28 Feb 2014

Cycling in the London - now with added fear

It seems wrong, despite now living in a European city, with adequate, well thought out and thorough cycle infrastructure, to take my eyes off London. I cycled there for almost seven years. It was smelly, cold, rainy and dangerous - but also a shedload of fun. 

Sure you take the rough with the smooth, but still, it was enjoyable.
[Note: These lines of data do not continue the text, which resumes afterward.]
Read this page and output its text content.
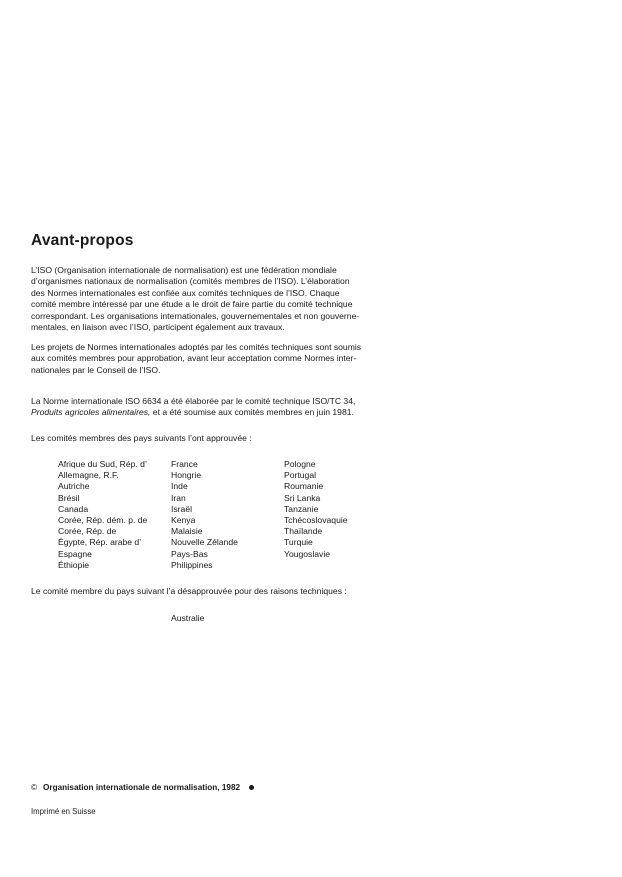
Avant-propos

L’ISO (Organisation internationale de normalisation) est une fédération mondiale
d’organismes nationaux de normalisation (comités membres de l’ISO). L’élaboration
des Normes internationales est confiée aux comités techniques de l’ISO. Chaque
comité membre intéressé par une étude a le droit de faire partie du comité technique
correspondant. Les organisations internationales, gouvernementales et non gouverne-
mentales, en liaison avec l’ISO, participent également aux travaux.

Les projets de Normes internationales adoptés par les comités techniques sont soumis
aux comités membres pour approbation, avant leur acceptation comme Normes inter-
nationales par le Conseil de l’ISO.

La Norme internationale ISO 6634 a été élaborée par le comité technique ISO/TC 34,
Produits agricoles alimentaires, et a été soumise aux comités membres en juin 1981.

Les comités membres des pays suivants l’ont approuvée :

Afrique du Sud, Rép. d’
Allemagne, R.F.
Autriche
Brésil
Canada
Corée, Rép. dém. p. de
Corée, Rép. de
Égypte, Rép. arabe d’
Espagne
Éthiopie
France
Hongrie
Inde
Iran
Israël
Kenya
Malaisie
Nouvelle Zélande
Pays-Bas
Philippines
Pologne
Portugal
Roumanie
Sri Lanka
Tanzanie
Tchécoslovaquie
Thaïlande
Turquie
Yougoslavie

Le comité membre du pays suivant l’a désapprouvée pour des raisons techniques :

Australie
© Organisation internationale de normalisation, 1982
Imprimé en Suisse
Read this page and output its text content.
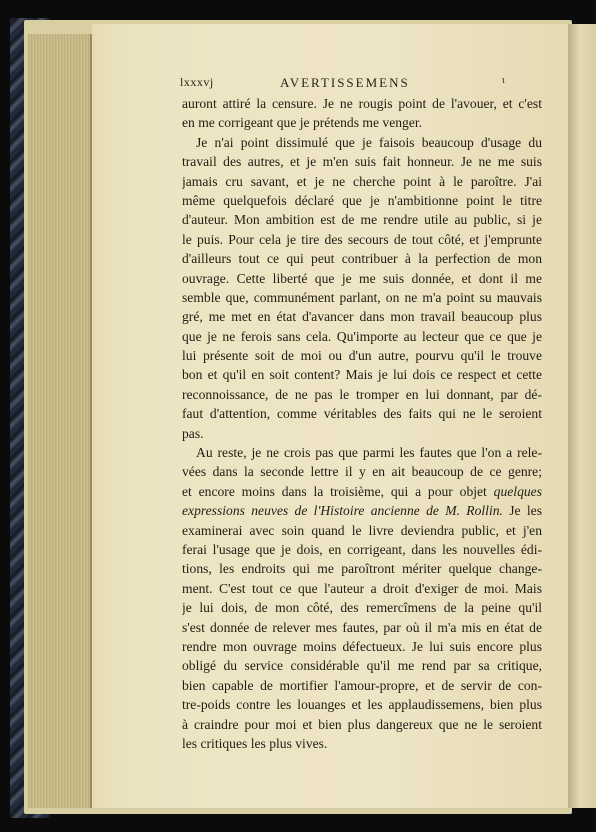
lxxxvj	AVERTISSEMENS	ɩ
auront attiré la censure. Je ne rougis point de l'avouer, et c'est
en me corrigeant que je prétends me venger.
Je n'ai point dissimulé que je faisois beaucoup d'usage du
travail des autres, et je m'en suis fait honneur. Je ne me suis
jamais cru savant, et je ne cherche point à le paroître. J'ai
même quelquefois déclaré que je n'ambitionne point le titre
d'auteur. Mon ambition est de me rendre utile au public, si je
le puis. Pour cela je tire des secours de tout côté, et j'emprunte
d'ailleurs tout ce qui peut contribuer à la perfection de mon
ouvrage. Cette liberté que je me suis donnée, et dont il me
semble que, communément parlant, on ne m'a point su mauvais
gré, me met en état d'avancer dans mon travail beaucoup plus
que je ne ferois sans cela. Qu'importe au lecteur que ce que je
lui présente soit de moi ou d'un autre, pourvu qu'il le trouve
bon et qu'il en soit content? Mais je lui dois ce respect et cette
reconnoissance, de ne pas le tromper en lui donnant, par dé-
faut d'attention, comme véritables des faits qui ne le seroient
pas.
Au reste, je ne crois pas que parmi les fautes que l'on a rele-
vées dans la seconde lettre il y en ait beaucoup de ce genre;
et encore moins dans la troisième, qui a pour objet quelques
expressions neuves de l'Histoire ancienne de M. Rollin. Je les
examinerai avec soin quand le livre deviendra public, et j'en
ferai l'usage que je dois, en corrigeant, dans les nouvelles édi-
tions, les endroits qui me paroîtront mériter quelque change-
ment. C'est tout ce que l'auteur a droit d'exiger de moi. Mais
je lui dois, de mon côté, des remercîmens de la peine qu'il
s'est donnée de relever mes fautes, par où il m'a mis en état de
rendre mon ouvrage moins défectueux. Je lui suis encore plus
obligé du service considérable qu'il me rend par sa critique,
bien capable de mortifier l'amour-propre, et de servir de con-
tre-poids contre les louanges et les applaudissemens, bien plus
à craindre pour moi et bien plus dangereux que ne le seroient
les critiques les plus vives.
Every morning that I got up and cycled to work, I was not only happy I had a job (the joy of freelancing) but that I could also travel there in style [read: it wasn't the Tube].

Anyway, the London Assembly have now published a report saying that "two-thirds of cyclists were more worried about safety than six months previously".

There have been a lot of deaths and serious injuries - two in this week alone, two the week before, more over Christmas, and before which prompted the 'Stop Killing Cyclists' campaign - organisers of mass Dutch-style die ins. 

"More than 80% of cyclists said they were worried about cycling in London, while more than 20% said they were making fewer journeys because of safety concerns."

People are cycling less because it's dangerous. Soon we are just going to have a bunch of hardcore, aggressive speedsters keeping up the cyclists side of things. Drivers will hate them more. I already hate them.


The proposed Elephant and Castle route. Holds a special place in my heart as it is home to two of my accidents.

Although road surfaces will change, the attitude of drivers will take longer. 

Under the plans cyclists will still, in places, be forced to share a designated road with buses (some of the heaviest vehicles, with one of the largest blind spots, on London's roads). 

And that brings us onto the subject of lorries - they will still be using these snazzy new road layouts, which means £300million still can't buy you safety because only lorries over 3.5tonnes will have additional mirrors (which still don't eliminated blind spots). 


To a layman, or someone who might dabble in physics, this is safe right?!

Oh London, I love you, but man you have so much further to go. This investment might be a step in the right direction, but I can't help thinking it's too little to allay the fears.